Bir yanlışlık var. Yoo, burada her şey güzel.
Hah, işte başka bir fikir! Böyle, bir… oyun parkı var, tamam mı, ve oyun parkına giren insanlar dışarı çıkamıyor. Burada çok uzun süre kalırsan da aklını yitiriyorsun ve çocuk gibi davranmaya başlıyorsun.
Ya da…
Mutluluk satan bir site! Ve bu siteden alışveriş yapmak için ACINLA ödeme yapıyorsun!
Ya da…
[VERİ GİZLENDİ]
Ama belki de…
Başka bir Evren’e açılan bir yarık! Burada çok vakit geçirirsen deliriyorsun, böyle, kafayı yiyorsun!
Ve hatta belki de…
Bir çöl! Ve… ve… bu çöl… açıkçası… var…
HAYIR!
Bu çoktan yazıldı. Hayır yazılmadı. Evet yazıldı.
….
Ve… eeeeee…. ve… ve bir de…
Bir… kurum var, tamam mı? Bu kurum, bu şeyleri, bu yazılarda geçen şeyleri diğer insanlardan saklamakla görevli çünkü bunlar… bunlar tehlikeli şeyler. Ve hatta birden fazla grup var, bu gruplar, bu grupla arkadaşlar ya da mücadele ediyorlar… ve… ve… ne…
Anne? Baba? Orada mısınız? Evet oradalar. Hayır orada değiller seni lanet orospu çocuğu. Sen gerçek bile değilsin. Burası benim evim bile değil.
Bunu sana söyleten ne?
Burası gerçek bile değil. Burası sadece bir çöl hayallerin gerçek olduğu yer.
Ne?! Hayallerin gerçek olduğu yer mi? Buranın nesi hayal?
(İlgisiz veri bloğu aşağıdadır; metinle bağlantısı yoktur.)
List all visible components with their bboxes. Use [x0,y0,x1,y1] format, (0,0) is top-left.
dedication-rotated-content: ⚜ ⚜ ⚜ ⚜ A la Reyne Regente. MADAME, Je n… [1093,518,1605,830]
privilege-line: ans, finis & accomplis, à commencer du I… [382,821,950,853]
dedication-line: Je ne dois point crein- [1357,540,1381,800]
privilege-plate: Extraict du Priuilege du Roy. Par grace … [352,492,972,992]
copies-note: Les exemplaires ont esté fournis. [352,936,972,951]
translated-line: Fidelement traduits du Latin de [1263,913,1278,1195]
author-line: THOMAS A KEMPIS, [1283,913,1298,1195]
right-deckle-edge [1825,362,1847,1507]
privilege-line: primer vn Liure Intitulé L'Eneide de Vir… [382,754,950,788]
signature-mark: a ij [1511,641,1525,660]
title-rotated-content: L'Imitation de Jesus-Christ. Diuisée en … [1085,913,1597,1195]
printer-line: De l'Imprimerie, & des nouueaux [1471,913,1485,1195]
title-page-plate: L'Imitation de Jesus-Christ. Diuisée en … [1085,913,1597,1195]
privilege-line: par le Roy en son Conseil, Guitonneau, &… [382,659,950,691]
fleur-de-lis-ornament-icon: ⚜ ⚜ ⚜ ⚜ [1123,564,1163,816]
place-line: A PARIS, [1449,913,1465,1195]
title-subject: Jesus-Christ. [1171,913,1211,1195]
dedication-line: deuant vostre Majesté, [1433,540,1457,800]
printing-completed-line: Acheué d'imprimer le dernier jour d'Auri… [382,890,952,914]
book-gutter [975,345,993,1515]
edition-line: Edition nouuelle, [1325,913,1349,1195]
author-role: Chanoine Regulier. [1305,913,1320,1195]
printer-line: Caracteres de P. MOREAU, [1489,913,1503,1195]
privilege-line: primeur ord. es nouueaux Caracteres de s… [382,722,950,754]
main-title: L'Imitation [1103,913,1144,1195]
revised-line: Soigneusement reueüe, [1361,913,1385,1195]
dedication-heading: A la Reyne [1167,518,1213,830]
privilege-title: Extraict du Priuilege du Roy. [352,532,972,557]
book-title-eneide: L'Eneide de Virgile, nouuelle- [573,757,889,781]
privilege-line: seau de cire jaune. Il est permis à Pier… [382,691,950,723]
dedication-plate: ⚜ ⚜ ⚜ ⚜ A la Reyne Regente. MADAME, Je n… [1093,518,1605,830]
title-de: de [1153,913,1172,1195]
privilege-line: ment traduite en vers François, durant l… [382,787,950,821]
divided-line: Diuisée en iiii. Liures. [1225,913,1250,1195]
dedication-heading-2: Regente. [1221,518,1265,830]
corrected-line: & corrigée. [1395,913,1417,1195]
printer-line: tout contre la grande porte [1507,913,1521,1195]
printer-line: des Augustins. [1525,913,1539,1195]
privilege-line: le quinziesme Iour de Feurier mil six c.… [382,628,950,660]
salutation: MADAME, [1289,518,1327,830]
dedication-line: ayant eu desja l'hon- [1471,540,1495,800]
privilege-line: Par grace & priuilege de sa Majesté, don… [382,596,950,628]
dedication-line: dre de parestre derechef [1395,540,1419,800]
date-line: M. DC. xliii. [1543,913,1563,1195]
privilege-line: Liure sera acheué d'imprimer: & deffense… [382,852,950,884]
O kadar aptalsın ki… Anlamıyorsun değil mi?
Neyi anlamıyor…
Oh.
Evet.
Doğru.
Görüyorsun değil mi?
Evet, evet görüyorum.
O zaman, o zaman, bir çöl var, tamam mı? Bu çöl gerçek değil ama, yani hem gerçek hem hayali olabiliyor. Bu çölde yaşayan bir ruh var, bir hayalet, bir fikir, tamam mı? Bu çöle giren herkes bu FİKİR’in kurbanı oluyor, bu FİKİR, bu kişileri kullanıyor, onlarla bir anlaşma yapıyor, tamam mı? Ve anlaşmayı reddetme şansları yok. Onların yazdıkları fikirleri gerçek yapma yeteneğini veriyor ve sonra, sonra, bu fikirlerden beslenip, daha güçlü oluyor, büyüyor, genişliyor. Ve… ve ayrıca bu çok tehlikeli bir varlık çünkü eğer yeterince fikre sahip olursa bütün dünyayı kaplayıp hepimizin sonunu getirebilir!
Aferin… Çok güzel…
…
…
…
O elindeki ne? Defter mi?
[DÖKÜMANIN SONU]
AETHER-001’in obje sınıfını Omega’ya çıkarma önerisi şu anda gözden geçiriliyor.